The Daily Gamecock

Columbia theaters announce new season

Stories of hardship, classic Tennessee Williams work to be showcased in fall

As the semester starts back up, so do the new seasons of various theaters around Columbia. For its first opening weekend, Workshop Theatre is putting on “Gruesome Playground Injuries,” directed by third-year theatre and media arts student, Rocco Thompson.

A new Broadway production written by playwright Rajiv Joseph, the story revolves around two characters who meet as children and chronicles their lives and relationship over the course of about 30 years. Each scene takes place after an injury.

“The play really examines the way they can’t find the right emotional synchronicity,” Thompson said.

Thompson chose two of his friends to play the two characters in the production.

“What’s nice about USC is that they’re very supportive with student projects,” said Thompson of his program.

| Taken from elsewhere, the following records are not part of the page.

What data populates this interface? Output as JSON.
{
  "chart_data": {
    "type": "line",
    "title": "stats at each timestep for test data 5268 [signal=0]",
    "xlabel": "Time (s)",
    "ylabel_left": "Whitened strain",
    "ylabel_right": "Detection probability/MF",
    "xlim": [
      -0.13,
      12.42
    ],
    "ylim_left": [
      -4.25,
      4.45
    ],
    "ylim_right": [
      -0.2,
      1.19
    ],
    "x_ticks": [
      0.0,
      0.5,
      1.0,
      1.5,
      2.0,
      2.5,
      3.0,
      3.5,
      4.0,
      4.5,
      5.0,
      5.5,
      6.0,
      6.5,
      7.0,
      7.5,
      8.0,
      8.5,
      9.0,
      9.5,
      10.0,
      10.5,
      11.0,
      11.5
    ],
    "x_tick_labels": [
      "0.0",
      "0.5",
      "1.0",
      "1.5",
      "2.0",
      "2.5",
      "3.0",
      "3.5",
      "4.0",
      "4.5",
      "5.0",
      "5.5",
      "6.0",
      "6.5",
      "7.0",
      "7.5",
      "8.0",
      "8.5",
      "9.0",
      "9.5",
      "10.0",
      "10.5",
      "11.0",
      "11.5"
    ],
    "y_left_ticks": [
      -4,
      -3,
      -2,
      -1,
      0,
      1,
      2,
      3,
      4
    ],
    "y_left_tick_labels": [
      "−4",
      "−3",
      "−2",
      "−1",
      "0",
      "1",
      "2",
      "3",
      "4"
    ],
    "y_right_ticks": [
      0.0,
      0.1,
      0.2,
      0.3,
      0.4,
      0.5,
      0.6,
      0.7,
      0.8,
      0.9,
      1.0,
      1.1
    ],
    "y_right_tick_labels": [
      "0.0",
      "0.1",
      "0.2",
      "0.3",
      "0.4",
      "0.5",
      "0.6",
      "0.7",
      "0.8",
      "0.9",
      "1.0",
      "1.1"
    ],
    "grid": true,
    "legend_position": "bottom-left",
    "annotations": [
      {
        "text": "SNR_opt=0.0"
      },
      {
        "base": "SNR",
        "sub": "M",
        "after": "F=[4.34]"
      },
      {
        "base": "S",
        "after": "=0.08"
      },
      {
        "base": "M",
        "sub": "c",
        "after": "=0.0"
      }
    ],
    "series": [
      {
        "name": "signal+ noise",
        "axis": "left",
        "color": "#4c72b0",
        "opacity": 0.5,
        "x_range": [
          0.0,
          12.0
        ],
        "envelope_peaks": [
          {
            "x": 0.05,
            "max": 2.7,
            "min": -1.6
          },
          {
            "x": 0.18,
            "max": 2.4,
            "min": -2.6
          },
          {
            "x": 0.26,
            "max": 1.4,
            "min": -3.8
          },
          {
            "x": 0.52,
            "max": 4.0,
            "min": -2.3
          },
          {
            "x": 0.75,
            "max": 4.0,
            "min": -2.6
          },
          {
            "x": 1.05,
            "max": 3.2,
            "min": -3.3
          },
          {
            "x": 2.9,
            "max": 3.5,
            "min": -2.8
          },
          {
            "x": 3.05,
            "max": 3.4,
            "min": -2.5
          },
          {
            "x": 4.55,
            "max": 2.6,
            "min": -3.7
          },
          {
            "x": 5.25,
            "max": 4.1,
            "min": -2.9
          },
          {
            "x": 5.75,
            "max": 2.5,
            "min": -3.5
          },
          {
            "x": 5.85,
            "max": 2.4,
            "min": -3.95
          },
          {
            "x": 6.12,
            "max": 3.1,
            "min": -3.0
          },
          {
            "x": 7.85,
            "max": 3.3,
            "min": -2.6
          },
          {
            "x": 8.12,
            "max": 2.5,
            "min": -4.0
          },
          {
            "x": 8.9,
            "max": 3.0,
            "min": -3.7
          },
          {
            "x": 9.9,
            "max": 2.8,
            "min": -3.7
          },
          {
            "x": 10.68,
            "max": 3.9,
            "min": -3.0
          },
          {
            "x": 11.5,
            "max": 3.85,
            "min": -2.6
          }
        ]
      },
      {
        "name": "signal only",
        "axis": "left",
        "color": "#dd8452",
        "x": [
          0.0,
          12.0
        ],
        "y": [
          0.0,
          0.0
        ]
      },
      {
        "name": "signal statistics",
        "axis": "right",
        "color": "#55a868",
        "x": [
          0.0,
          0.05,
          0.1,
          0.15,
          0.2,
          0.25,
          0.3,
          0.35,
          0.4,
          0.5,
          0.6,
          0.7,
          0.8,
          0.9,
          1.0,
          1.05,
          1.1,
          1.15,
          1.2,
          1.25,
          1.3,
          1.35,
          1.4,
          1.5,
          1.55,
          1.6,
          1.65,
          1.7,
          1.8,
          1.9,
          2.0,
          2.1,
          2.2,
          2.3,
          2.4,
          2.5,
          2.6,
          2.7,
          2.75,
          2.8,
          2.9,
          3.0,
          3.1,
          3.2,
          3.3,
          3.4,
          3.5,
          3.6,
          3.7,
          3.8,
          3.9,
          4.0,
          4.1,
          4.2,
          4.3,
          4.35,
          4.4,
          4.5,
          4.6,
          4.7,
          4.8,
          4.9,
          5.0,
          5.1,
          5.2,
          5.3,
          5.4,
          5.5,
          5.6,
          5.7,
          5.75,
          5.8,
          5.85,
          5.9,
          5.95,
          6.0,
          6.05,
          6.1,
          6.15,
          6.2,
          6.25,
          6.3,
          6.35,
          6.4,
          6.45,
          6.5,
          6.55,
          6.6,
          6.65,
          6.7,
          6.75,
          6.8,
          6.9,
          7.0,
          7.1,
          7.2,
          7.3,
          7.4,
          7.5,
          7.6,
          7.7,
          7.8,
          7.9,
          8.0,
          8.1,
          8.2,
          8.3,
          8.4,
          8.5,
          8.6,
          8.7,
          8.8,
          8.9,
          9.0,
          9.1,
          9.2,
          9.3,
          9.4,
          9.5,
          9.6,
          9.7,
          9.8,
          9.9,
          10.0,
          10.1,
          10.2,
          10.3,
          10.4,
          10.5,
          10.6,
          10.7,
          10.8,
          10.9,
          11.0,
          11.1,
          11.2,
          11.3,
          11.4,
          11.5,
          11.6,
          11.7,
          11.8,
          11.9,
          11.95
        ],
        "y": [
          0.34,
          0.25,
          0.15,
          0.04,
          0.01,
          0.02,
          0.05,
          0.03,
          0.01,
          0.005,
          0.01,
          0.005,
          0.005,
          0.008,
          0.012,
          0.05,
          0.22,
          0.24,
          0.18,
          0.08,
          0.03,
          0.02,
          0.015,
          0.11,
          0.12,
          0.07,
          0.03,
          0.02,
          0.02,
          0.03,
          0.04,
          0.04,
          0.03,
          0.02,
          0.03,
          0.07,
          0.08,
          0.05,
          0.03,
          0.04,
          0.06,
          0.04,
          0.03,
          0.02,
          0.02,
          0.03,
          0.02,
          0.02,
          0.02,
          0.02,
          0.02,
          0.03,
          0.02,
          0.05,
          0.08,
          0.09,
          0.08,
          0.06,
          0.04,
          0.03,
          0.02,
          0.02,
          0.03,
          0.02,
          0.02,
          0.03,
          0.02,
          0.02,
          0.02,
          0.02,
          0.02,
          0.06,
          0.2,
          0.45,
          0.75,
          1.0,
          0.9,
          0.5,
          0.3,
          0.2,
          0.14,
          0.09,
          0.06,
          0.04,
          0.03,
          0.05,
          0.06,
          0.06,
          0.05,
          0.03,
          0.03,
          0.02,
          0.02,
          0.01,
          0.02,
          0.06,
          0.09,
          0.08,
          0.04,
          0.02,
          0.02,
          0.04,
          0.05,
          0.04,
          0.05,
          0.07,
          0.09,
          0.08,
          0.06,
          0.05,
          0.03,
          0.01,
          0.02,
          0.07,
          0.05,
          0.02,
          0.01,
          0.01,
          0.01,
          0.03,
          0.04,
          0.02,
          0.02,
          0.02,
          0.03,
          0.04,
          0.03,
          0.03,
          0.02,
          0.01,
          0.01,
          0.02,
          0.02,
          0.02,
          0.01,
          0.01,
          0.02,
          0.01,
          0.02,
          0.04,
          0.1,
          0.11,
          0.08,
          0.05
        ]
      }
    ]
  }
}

In addition to “Gruesome Playground Injuries,” which will show at 7 p.m. on Aug. 19 and 20 for $5, Workshop Theatre will put on “Anything Goes,” “Dixie Swim Club,” “Jon & Jen,” “Cat on a Hot Tin Roof” and “Andrew Lippa’s Wild Party” this season.

For its upcoming season, like Workshop Theatre’s “Cat on a Hot Tin Roof,’ the USC Department of Theatre and Dance will put on performances in celebration of the centennial of the birth of legendary playwright, Tennessee Williams. The celebration comes by way of the Tennessee Williams Festival which runs from Sept. 30 until Oct. 8.

“Two things that I think are very exciting this season are the Tennessee Williams productions. They are emotional and highly dramatic, and it’s just a riveting production,” said Kevin Bush, the marketing director for the department.

The festival will begin with “A Streetcar Named Desire” in Drayton Hall Theatre directed by Chris Clavelli. The other component of the festival will kick off on Oct. 5, “An Evening of One-Act Plays,” which will feature four one-act Tennessee Williams productions: “27 Wagons Full of Cotton,” “Lady of Larkspur Lotion,” “This Property Is Condemned” and “The Pretty Trap.” “The Pretty Trap” is a recently discovered early version of “The Glass Menagerie” and has never been performed in South Carolina before. To complement the acts, a dramaturgical presentation on Williams will be included.

This semester, the department will also put on “Polaroid Stories” in Longstreet Theatre, which is a drama about homeless children, drug dealers and prostitutes, as well as the streets they reside in.

Lab Theatre will put on “Oleanna,” a riveting drama about sexual harassment between a college professor and a student. The department will also perform “Romeo and Juliet,” directed by theatre professor Robert Richmond, who is known for his contemporary takes on Shakespearean classics.

For his latest Shakespearean work, Richmond already has high expectations.

“‘Romeo and Juliet’ meets ‘The Matrix,’” Bush said.